Each day was a battle to get down at least 1/2 of my necessary medicine and as many calories as possible. After I threw up the one thing I could eat from each restaurant in our incredibly small town, this became even more difficult.
Now, there were some good days; almost 3 weeks worth of days I was able to make it out of the house, to sit outside, or see a friend or sibling. Those days were magic. There were even 4 days were I attempted to start the school year before suffering an epic crash that started the kidney stone gauntlet!!!!
All in all, over my 9th month of pregnancy I passed almost 20 kidney stones (7 in one week). For the stone the size of a pinky nail, I had to go to the hospital to get IVs. I hadn’t kept fluids down in more than 24 hours from the pain.
As my due date drew closer, I got more and more excited. I expected her every day! The Braxton hicks started regularly at week 36 and continued every day until I delivered. My stamina was quickly wearing out.
I was so thankful for this pregnancy but had never been more exhausted and sick in my life.

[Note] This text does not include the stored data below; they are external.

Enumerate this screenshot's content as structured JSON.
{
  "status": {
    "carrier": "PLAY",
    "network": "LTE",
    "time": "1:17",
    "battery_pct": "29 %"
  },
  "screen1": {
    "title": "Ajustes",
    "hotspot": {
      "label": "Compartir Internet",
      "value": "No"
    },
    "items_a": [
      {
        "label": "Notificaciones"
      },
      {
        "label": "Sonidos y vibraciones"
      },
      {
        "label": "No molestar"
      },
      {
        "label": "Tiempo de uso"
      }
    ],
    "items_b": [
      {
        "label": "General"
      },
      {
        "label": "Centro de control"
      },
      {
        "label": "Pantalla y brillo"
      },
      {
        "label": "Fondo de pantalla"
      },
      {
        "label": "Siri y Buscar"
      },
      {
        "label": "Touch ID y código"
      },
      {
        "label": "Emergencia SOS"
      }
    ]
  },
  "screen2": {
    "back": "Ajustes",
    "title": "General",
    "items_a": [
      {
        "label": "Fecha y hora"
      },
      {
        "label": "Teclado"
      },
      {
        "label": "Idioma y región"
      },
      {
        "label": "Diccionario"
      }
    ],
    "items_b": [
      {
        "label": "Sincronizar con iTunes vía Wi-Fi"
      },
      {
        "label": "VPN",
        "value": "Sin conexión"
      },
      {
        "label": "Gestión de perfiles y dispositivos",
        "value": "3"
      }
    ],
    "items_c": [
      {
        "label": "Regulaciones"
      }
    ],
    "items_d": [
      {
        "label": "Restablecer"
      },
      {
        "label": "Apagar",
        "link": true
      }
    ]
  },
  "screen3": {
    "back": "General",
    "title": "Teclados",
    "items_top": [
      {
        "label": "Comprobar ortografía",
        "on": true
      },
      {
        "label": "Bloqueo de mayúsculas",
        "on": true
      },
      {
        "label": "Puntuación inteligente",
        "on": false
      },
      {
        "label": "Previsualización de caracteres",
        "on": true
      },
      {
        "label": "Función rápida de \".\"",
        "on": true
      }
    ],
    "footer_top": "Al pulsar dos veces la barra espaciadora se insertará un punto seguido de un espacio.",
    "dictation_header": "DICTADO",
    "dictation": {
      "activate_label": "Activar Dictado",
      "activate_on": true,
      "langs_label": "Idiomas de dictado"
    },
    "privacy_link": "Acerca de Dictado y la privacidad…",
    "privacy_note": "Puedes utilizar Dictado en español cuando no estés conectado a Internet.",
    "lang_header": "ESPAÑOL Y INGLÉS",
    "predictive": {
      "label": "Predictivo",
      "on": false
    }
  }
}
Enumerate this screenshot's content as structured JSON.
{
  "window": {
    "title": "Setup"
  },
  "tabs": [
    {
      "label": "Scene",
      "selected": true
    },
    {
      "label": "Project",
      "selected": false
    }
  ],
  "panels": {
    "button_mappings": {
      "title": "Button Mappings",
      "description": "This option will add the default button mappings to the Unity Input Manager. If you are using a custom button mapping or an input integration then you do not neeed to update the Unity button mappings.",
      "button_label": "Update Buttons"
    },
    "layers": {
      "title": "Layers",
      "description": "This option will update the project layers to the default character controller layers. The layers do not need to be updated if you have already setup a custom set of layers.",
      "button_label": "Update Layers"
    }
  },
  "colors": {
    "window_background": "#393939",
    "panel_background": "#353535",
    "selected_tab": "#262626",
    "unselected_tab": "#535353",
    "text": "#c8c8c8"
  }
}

Let the labor dance began! Dance I did. Every day I danced. I danced to The Roots (favorite); I danced to The Avett Brothers; I danced to old school hip hop! Come on baby!!! Famished, I would only make it for a minute or two at a time, collapsing happy for a stronger a contraction and literally willing her here with every fiber of my being, hoping desperately I would not be sick once she was born.
I stayed on antibiotics throughout the course of the pregnancy in hopes of keeping the Lyme from passing to Arden. I was so sick I wasn’t thinking clearly. But we made it we made it to due date and then we made it pass the due date.
I was beyond ready (as any 41 week pregnant woman can attest to).